Future of Storage Controllers
by Hu Yoshida on Feb 20, 2006
Brian Garrett of ESG believes that future storage controllers will be composed of cluster based storage controllers instead of the enterprise class storage controllers from EMC, HDS, and IBM. He observes that many emerging storage controllers use commodity Intel servers clustered together , using Linux instead of proprietary operating systems.
I don’t agree. This recalls the conversation I have been having with Mike Linett of ZeroWait around virtualization and commoditization. Clustered controllers with their lower costs are fine for tier 2/3 storage requirements, where maintenance windows are acceptable, they serve a limited number of hosts, or write updates are not a factor as in the case of archive or backup.
The biggest problem with clustered solutions is that each node in a cluster has its own cache, and write data has to be replicated across the cluster of caches in order to maintain write consistency.
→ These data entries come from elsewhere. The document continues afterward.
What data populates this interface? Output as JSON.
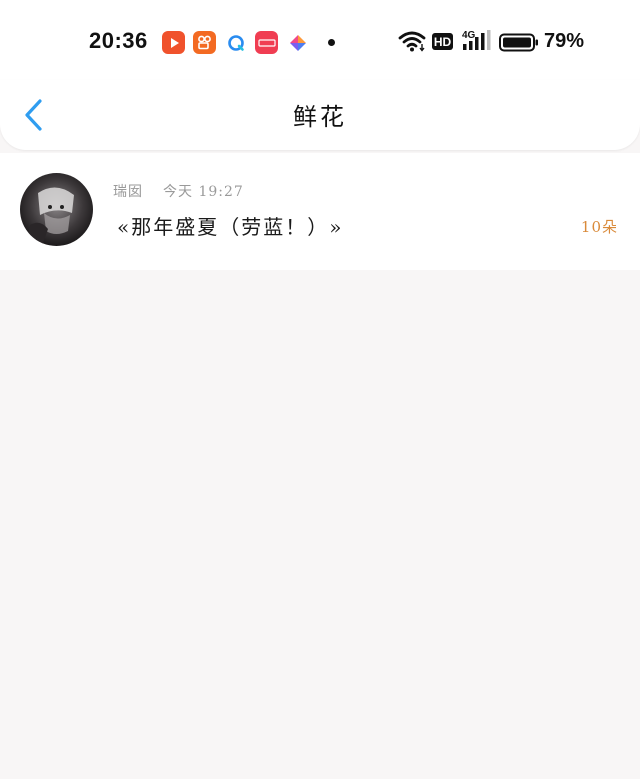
{
  "status_bar": {
    "time": "20:36",
    "network_badge": "HD",
    "network_type": "4G",
    "battery": "79%",
    "battery_level": 0.79,
    "app_icons": [
      {
        "name": "video-app-icon",
        "color": "#f0522c"
      },
      {
        "name": "kuaishou-icon",
        "color": "#f36a22"
      },
      {
        "name": "browser-icon",
        "color": "#2a8cf0"
      },
      {
        "name": "xiaohongshu-icon",
        "color": "#f03d52"
      },
      {
        "name": "pinwheel-app-icon",
        "color": "#6a6ff0"
      }
    ]
  },
  "header": {
    "title": "鲜花",
    "back_icon": "chevron-left-icon",
    "accent": "#2f9df0"
  },
  "list": {
    "items": [
      {
        "user": "瑞囡",
        "time": "今天 19:27",
        "content": "«那年盛夏（劳蓝！）»",
        "count": "10朵"
      }
    ]
  }
}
LUNs are usually assigned to one of the nodes, so that all read/write activity to the LUN go through the same cache. A redundant copy of write data may be sent to another passive node to avoid data loss in the event of a cache failure in the primary node.
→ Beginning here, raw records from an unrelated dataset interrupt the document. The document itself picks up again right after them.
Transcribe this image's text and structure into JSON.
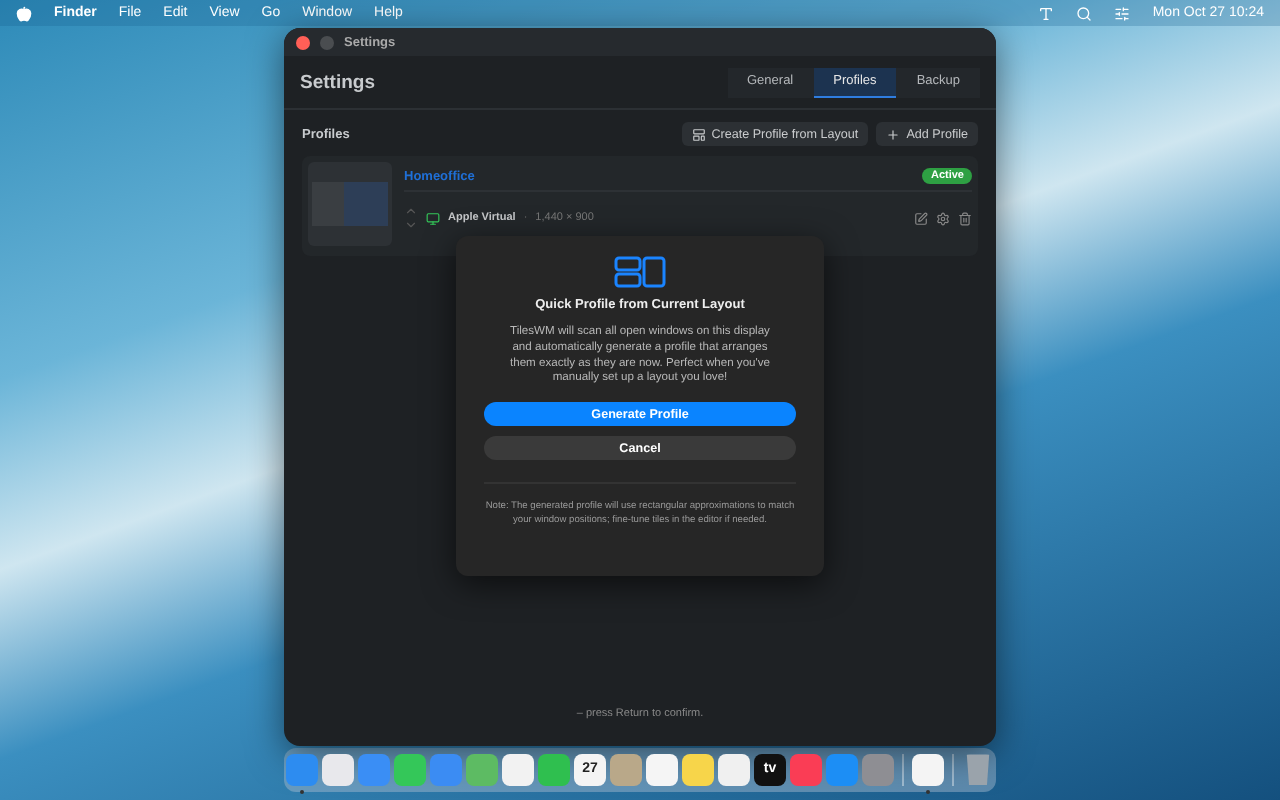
{
  "menubar": {
    "app": "Finder",
    "menus": [
      "File",
      "Edit",
      "View",
      "Go",
      "Window",
      "Help"
    ],
    "clock": "Mon Oct 27  10:24"
  },
  "window": {
    "title": "Settings",
    "heading": "Settings",
    "tabs": [
      {
        "label": "General",
        "selected": false
      },
      {
        "label": "Profiles",
        "selected": true
      },
      {
        "label": "Backup",
        "selected": false
      }
    ],
    "section_title": "Profiles",
    "actions": [
      {
        "label": "Create Profile from Layout",
        "kind": "layout"
      },
      {
        "label": "Add Profile",
        "kind": "add"
      }
    ],
    "profiles": [
      {
        "name": "Homeoffice",
        "active": true,
        "badge": "Active",
        "display": "Apple Virtual",
        "separator": "·",
        "resolution": "1,440 × 900"
      }
    ],
    "footer": "– press Return to confirm."
  },
  "dialog": {
    "title": "Quick Profile from Current Layout",
    "body": "TilesWM will scan all open windows on this display and automatically generate a profile that arranges them exactly as they are now. Perfect when you've manually set up a layout you love!",
    "primary": "Generate Profile",
    "secondary": "Cancel",
    "note": "Note: The generated profile will use rectangular approximations to match your window positions; fine-tune tiles in the editor if needed."
  },
  "dock": [
    {
      "kind": "app",
      "color": "#2d8cf0",
      "running": true
    },
    {
      "kind": "app",
      "color": "#e8e8ec",
      "running": false
    },
    {
      "kind": "app",
      "color": "#3a8ef5",
      "running": false
    },
    {
      "kind": "app",
      "color": "#34c759",
      "running": false
    },
    {
      "kind": "app",
      "color": "#3b8cf3",
      "running": false
    },
    {
      "kind": "app",
      "color": "#5dbb63",
      "running": false
    },
    {
      "kind": "app",
      "color": "#f2f2f2",
      "running": false
    },
    {
      "kind": "app",
      "color": "#2fbf4f",
      "running": false
    },
    {
      "kind": "app",
      "color": "#f4f4f4",
      "running": false,
      "label": "27"
    },
    {
      "kind": "app",
      "color": "#b9a889",
      "running": false
    },
    {
      "kind": "app",
      "color": "#f5f5f5",
      "running": false
    },
    {
      "kind": "app",
      "color": "#f7d54a",
      "running": false
    },
    {
      "kind": "app",
      "color": "#f0f0f0",
      "running": false
    },
    {
      "kind": "app",
      "color": "#111111",
      "running": false,
      "label": "tv"
    },
    {
      "kind": "app",
      "color": "#fa3d55",
      "running": false
    },
    {
      "kind": "app",
      "color": "#1c8ef5",
      "running": false
    },
    {
      "kind": "app",
      "color": "#8e8e93",
      "running": false
    },
    {
      "kind": "separator"
    },
    {
      "kind": "app",
      "color": "#f4f4f4",
      "running": true
    },
    {
      "kind": "separator"
    },
    {
      "kind": "trash",
      "color": "#9aa3ab",
      "running": false
    }
  ]
}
Enterprise storage controllers have many processors, up to 128 in our USP, all of which see one cache image of data. A host can access data across almost any combination of the USP’s 192 FC ports, because they all see the same cache image. EMC and IBM provide similar implementations of a global cache in their enterprise arrays. A global cache enables, scalable connectivity, non-stop availability, data mobility functions like distance replication, and load balancing across multiple processors. The way we, EMC, IBM, HDS, connect all these processors to a global cache varies by vendor, direct matrix, proprietary buses, or cross bar switch. While I can debate the advantages of these different approaches, suffice it to say that a global cache is key to a scalable, enterprise storage controller. You will not be able to do this by clustering together a number of commodity Intel platforms. Clustering is fine for tier 2/3 storage requirements, especially if you virtualize it behind a tier 1 controller like the USP.
Doing this with an out of the box operating system like Linux would also be difficult. My friend at HDS, Carlos Soares, used to work at Data General, where they built the NUMA server by connecting low cost server boards from Intel. DG had to develop a very sophisticated operating system, DG/UX, to manage the distributed cache as a single image for servers. Managing distributed cache for storage is even more difficult, due to the mechanical nature of disks. The penalty for missed windows is a disk rotation.
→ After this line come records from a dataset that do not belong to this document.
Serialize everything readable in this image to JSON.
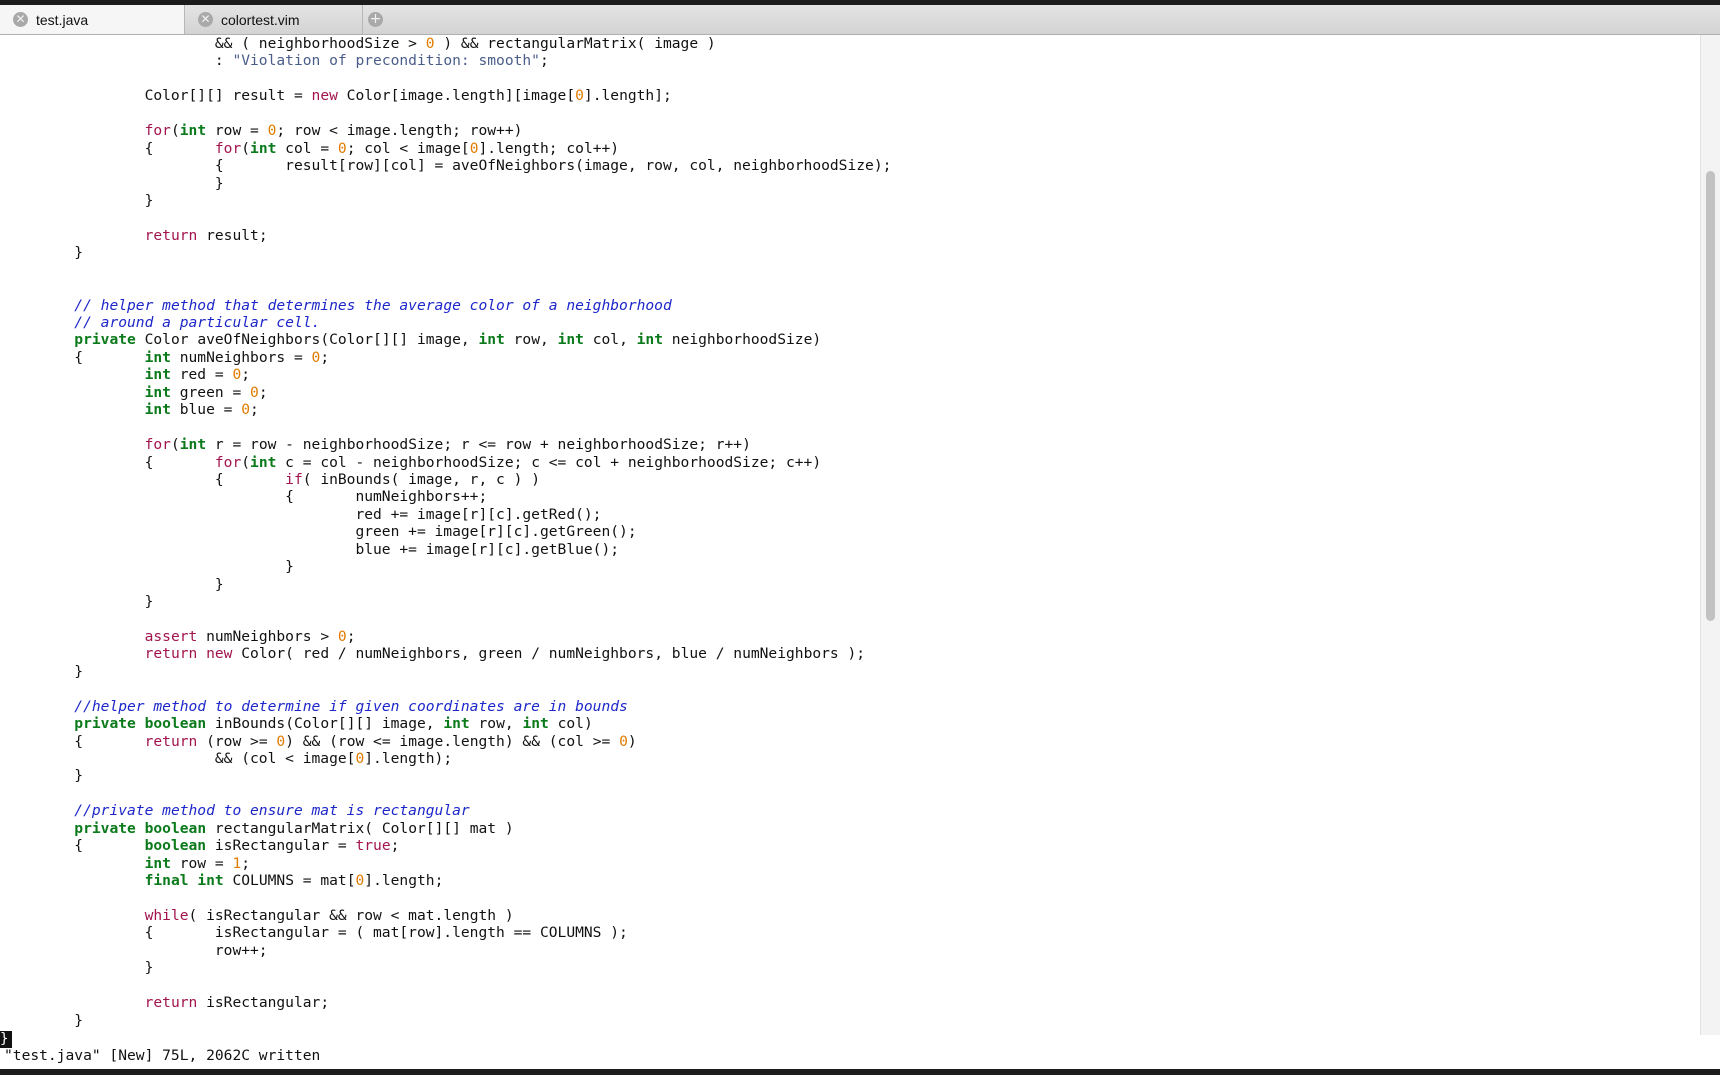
{
  "tabs": [
    {
      "label": "test.java",
      "active": true
    },
    {
      "label": "colortest.vim",
      "active": false
    }
  ],
  "status_line": "\"test.java\" [New] 75L, 2062C written",
  "cursor_char": "}",
  "code_lines": [
    [
      [
        "t",
        "                        && ( neighborhoodSize > "
      ],
      [
        "nu",
        "0"
      ],
      [
        "t",
        " ) && rectangularMatrix( image )"
      ]
    ],
    [
      [
        "t",
        "                        : "
      ],
      [
        "st",
        "\"Violation of precondition: smooth\""
      ],
      [
        "t",
        ";"
      ]
    ],
    [],
    [
      [
        "t",
        "                Color[][] result = "
      ],
      [
        "kw",
        "new"
      ],
      [
        "t",
        " Color[image.length][image["
      ],
      [
        "nu",
        "0"
      ],
      [
        "t",
        "].length];"
      ]
    ],
    [],
    [
      [
        "t",
        "                "
      ],
      [
        "kw",
        "for"
      ],
      [
        "t",
        "("
      ],
      [
        "ty",
        "int"
      ],
      [
        "t",
        " row = "
      ],
      [
        "nu",
        "0"
      ],
      [
        "t",
        "; row < image.length; row++)"
      ]
    ],
    [
      [
        "t",
        "                {       "
      ],
      [
        "kw",
        "for"
      ],
      [
        "t",
        "("
      ],
      [
        "ty",
        "int"
      ],
      [
        "t",
        " col = "
      ],
      [
        "nu",
        "0"
      ],
      [
        "t",
        "; col < image["
      ],
      [
        "nu",
        "0"
      ],
      [
        "t",
        "].length; col++)"
      ]
    ],
    [
      [
        "t",
        "                        {       result[row][col] = aveOfNeighbors(image, row, col, neighborhoodSize);"
      ]
    ],
    [
      [
        "t",
        "                        }"
      ]
    ],
    [
      [
        "t",
        "                }"
      ]
    ],
    [],
    [
      [
        "t",
        "                "
      ],
      [
        "kw",
        "return"
      ],
      [
        "t",
        " result;"
      ]
    ],
    [
      [
        "t",
        "        }"
      ]
    ],
    [],
    [],
    [
      [
        "t",
        "        "
      ],
      [
        "cm",
        "// helper method that determines the average color of a neighborhood"
      ]
    ],
    [
      [
        "t",
        "        "
      ],
      [
        "cm",
        "// around a particular cell."
      ]
    ],
    [
      [
        "t",
        "        "
      ],
      [
        "ty",
        "private"
      ],
      [
        "t",
        " Color aveOfNeighbors(Color[][] image, "
      ],
      [
        "ty",
        "int"
      ],
      [
        "t",
        " row, "
      ],
      [
        "ty",
        "int"
      ],
      [
        "t",
        " col, "
      ],
      [
        "ty",
        "int"
      ],
      [
        "t",
        " neighborhoodSize)"
      ]
    ],
    [
      [
        "t",
        "        {       "
      ],
      [
        "ty",
        "int"
      ],
      [
        "t",
        " numNeighbors = "
      ],
      [
        "nu",
        "0"
      ],
      [
        "t",
        ";"
      ]
    ],
    [
      [
        "t",
        "                "
      ],
      [
        "ty",
        "int"
      ],
      [
        "t",
        " red = "
      ],
      [
        "nu",
        "0"
      ],
      [
        "t",
        ";"
      ]
    ],
    [
      [
        "t",
        "                "
      ],
      [
        "ty",
        "int"
      ],
      [
        "t",
        " green = "
      ],
      [
        "nu",
        "0"
      ],
      [
        "t",
        ";"
      ]
    ],
    [
      [
        "t",
        "                "
      ],
      [
        "ty",
        "int"
      ],
      [
        "t",
        " blue = "
      ],
      [
        "nu",
        "0"
      ],
      [
        "t",
        ";"
      ]
    ],
    [],
    [
      [
        "t",
        "                "
      ],
      [
        "kw",
        "for"
      ],
      [
        "t",
        "("
      ],
      [
        "ty",
        "int"
      ],
      [
        "t",
        " r = row - neighborhoodSize; r <= row + neighborhoodSize; r++)"
      ]
    ],
    [
      [
        "t",
        "                {       "
      ],
      [
        "kw",
        "for"
      ],
      [
        "t",
        "("
      ],
      [
        "ty",
        "int"
      ],
      [
        "t",
        " c = col - neighborhoodSize; c <= col + neighborhoodSize; c++)"
      ]
    ],
    [
      [
        "t",
        "                        {       "
      ],
      [
        "kw",
        "if"
      ],
      [
        "t",
        "( inBounds( image, r, c ) )"
      ]
    ],
    [
      [
        "t",
        "                                {       numNeighbors++;"
      ]
    ],
    [
      [
        "t",
        "                                        red += image[r][c].getRed();"
      ]
    ],
    [
      [
        "t",
        "                                        green += image[r][c].getGreen();"
      ]
    ],
    [
      [
        "t",
        "                                        blue += image[r][c].getBlue();"
      ]
    ],
    [
      [
        "t",
        "                                }"
      ]
    ],
    [
      [
        "t",
        "                        }"
      ]
    ],
    [
      [
        "t",
        "                }"
      ]
    ],
    [],
    [
      [
        "t",
        "                "
      ],
      [
        "kw",
        "assert"
      ],
      [
        "t",
        " numNeighbors > "
      ],
      [
        "nu",
        "0"
      ],
      [
        "t",
        ";"
      ]
    ],
    [
      [
        "t",
        "                "
      ],
      [
        "kw",
        "return"
      ],
      [
        "t",
        " "
      ],
      [
        "kw",
        "new"
      ],
      [
        "t",
        " Color( red / numNeighbors, green / numNeighbors, blue / numNeighbors );"
      ]
    ],
    [
      [
        "t",
        "        }"
      ]
    ],
    [],
    [
      [
        "t",
        "        "
      ],
      [
        "cm",
        "//helper method to determine if given coordinates are in bounds"
      ]
    ],
    [
      [
        "t",
        "        "
      ],
      [
        "ty",
        "private"
      ],
      [
        "t",
        " "
      ],
      [
        "ty",
        "boolean"
      ],
      [
        "t",
        " inBounds(Color[][] image, "
      ],
      [
        "ty",
        "int"
      ],
      [
        "t",
        " row, "
      ],
      [
        "ty",
        "int"
      ],
      [
        "t",
        " col)"
      ]
    ],
    [
      [
        "t",
        "        {       "
      ],
      [
        "kw",
        "return"
      ],
      [
        "t",
        " (row >= "
      ],
      [
        "nu",
        "0"
      ],
      [
        "t",
        ") && (row <= image.length) && (col >= "
      ],
      [
        "nu",
        "0"
      ],
      [
        "t",
        ")"
      ]
    ],
    [
      [
        "t",
        "                        && (col < image["
      ],
      [
        "nu",
        "0"
      ],
      [
        "t",
        "].length);"
      ]
    ],
    [
      [
        "t",
        "        }"
      ]
    ],
    [],
    [
      [
        "t",
        "        "
      ],
      [
        "cm",
        "//private method to ensure mat is rectangular"
      ]
    ],
    [
      [
        "t",
        "        "
      ],
      [
        "ty",
        "private"
      ],
      [
        "t",
        " "
      ],
      [
        "ty",
        "boolean"
      ],
      [
        "t",
        " rectangularMatrix( Color[][] mat )"
      ]
    ],
    [
      [
        "t",
        "        {       "
      ],
      [
        "ty",
        "boolean"
      ],
      [
        "t",
        " isRectangular = "
      ],
      [
        "kw",
        "true"
      ],
      [
        "t",
        ";"
      ]
    ],
    [
      [
        "t",
        "                "
      ],
      [
        "ty",
        "int"
      ],
      [
        "t",
        " row = "
      ],
      [
        "nu",
        "1"
      ],
      [
        "t",
        ";"
      ]
    ],
    [
      [
        "t",
        "                "
      ],
      [
        "ty",
        "final"
      ],
      [
        "t",
        " "
      ],
      [
        "ty",
        "int"
      ],
      [
        "t",
        " COLUMNS = mat["
      ],
      [
        "nu",
        "0"
      ],
      [
        "t",
        "].length;"
      ]
    ],
    [],
    [
      [
        "t",
        "                "
      ],
      [
        "kw",
        "while"
      ],
      [
        "t",
        "( isRectangular && row < mat.length )"
      ]
    ],
    [
      [
        "t",
        "                {       isRectangular = ( mat[row].length == COLUMNS );"
      ]
    ],
    [
      [
        "t",
        "                        row++;"
      ]
    ],
    [
      [
        "t",
        "                }"
      ]
    ],
    [],
    [
      [
        "t",
        "                "
      ],
      [
        "kw",
        "return"
      ],
      [
        "t",
        " isRectangular;"
      ]
    ],
    [
      [
        "t",
        "        }"
      ]
    ]
  ]
}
I agree with Brian that users should care whether storage controllers are clustered for price performance or are enterprise class. There is a need for both, but I doubt that clustered storage controllers will be able to meet all the requirements of the enterprise. Customers care about simplifying the provisioning and management of their exploding data requirements, and will require a combination of technologies to achieve that.
Comments (6 )
Discovered your blog today through Jeremiah Owyang. Kudos – it’s terrific. And yes you’ve developed a great blogging “style.” I’ve added your blog to my list of CEO (meaning senior executive) bloggers at http://www.BlogWriteForCEOs.com (click my name).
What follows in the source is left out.